これは「精読」とは違います。精読とは多くの英語の授業で行われている学習法で、短くて難しいテキストをゆっくり読み、たくさんの単語を調べ、内容理解の問題に答えるというものです。精読にもそれなりの効果はありますが、それだけでは学習が遅く、疲弊しやすいのが難点です。多読は、英語を本当に身につけるために脳が必要としている「量」を補ってくれます。

多読の基本原則

  • とにかくたくさん読む——難易度より量が大切です。
  • 今の自分のレベルか、少し易しめの素材を選んで、読むこと自体が楽しいと感じるようにしましょう。
  • 完璧を目指さず、意味をつかむことを優先する。話の流れがわかるなら、知らない単語は流してもOKです。
  • すべての単語を調べない。理解を妨げる単語だけタップして定義を確認しましょう。
  • 楽しめない本は途中でやめてもいい。別の本に切り替えましょう。楽しさが読み続ける力になります。
  • プロセスを信じる。上達は数週間・数ヶ月かけて少しずつ積み重なっていくものです。

なぜ多読は効果があるのか

自分に合ったペースで読むことで、同じ単語が自然な文脈の中で何度も登場します。出会うたびにその単語の記憶が強化され、意味・発音・ほかの単語との組み合わせ方が少しずつ定着していきます。やがて意識して暗記しなくても語彙が増えていきます。読む速さも上がります。脳が日本語に翻訳せず、英語をそのまま処理できるようになるからです。自信もあとからついてきます。

私たちの言葉を信じなくても構いません。こうした考え方の背景にある研究については、サイエンスページで詳しく解説しています。

レベルの選び方

多読でよくある失敗は、難しすぎる本を選んでしまうことです。目安として、100語中少なくとも95語は調べなくても理解できるレベルが理想です。数行ごとに立ち止まるようなら、その本はまだ多読向きではありません。後のお楽しみとしてとっておきましょう。

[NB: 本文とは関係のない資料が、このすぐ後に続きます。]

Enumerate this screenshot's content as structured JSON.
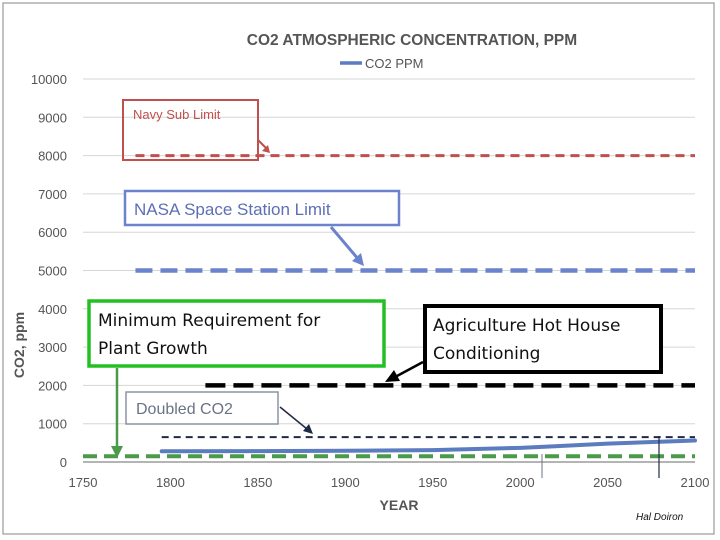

The Reading Cornerはすべての本をCEFRレベルで整理しているので、自分に合った本を見つけやすくなっています。自分のレベルがわからない方は、レベルページで各レベルの説明を読んで、短いサンプルを試してみてください。

The Reading Cornerでの多読の実践方法

ライブラリのすべての本は無料で全文掲載されており、リードアロング学習に対応しています。こんなシンプルなルーティンから始めてみましょう:

  • 自分の最高レベルより一段階易しい本を選ぶ——多読には快適さが挑戦より大切です。
  • 再生ボタンを押して、ナレーションのペースに身を委ねる。テキストが単語ごとにハイライトされるので、いつでも自分の位置がわかります。
  • 文の意味が取れない単語が出てきたら、タップしてレベルに合った定義を確認する。そうでなければ読み続けましょう。
  • 1日15〜20分を目標にする。長時間やるより、毎日続けることの方がずっと重要です。
  • 一冊読み終わったら達成感を味わい、次の一冊へ。ライブラリで次の読み物を選びましょう。

リードアロング機能は、多読の大きな障壁のひとつを解消してくれます。読んでいるうちに集中が切れて迷子になること——ハイライトがすぐに引き戻してくれるので、探す時間ではなく読む時間に集中できます。

焦らずに

多読はすぐに効果が出るものではありません。上達は確かにありますが、ゆっくりと積み重なっていくもの——スイッチを切り替えるのではなく、植物が育つように少しずつです。でも良いニュースもあります。楽しく読んだページは、すべて英語力を静かに伸ばしているということ。仕組みの説明よくある質問ページも参考になります。まずは始めてみることが、何より大切です。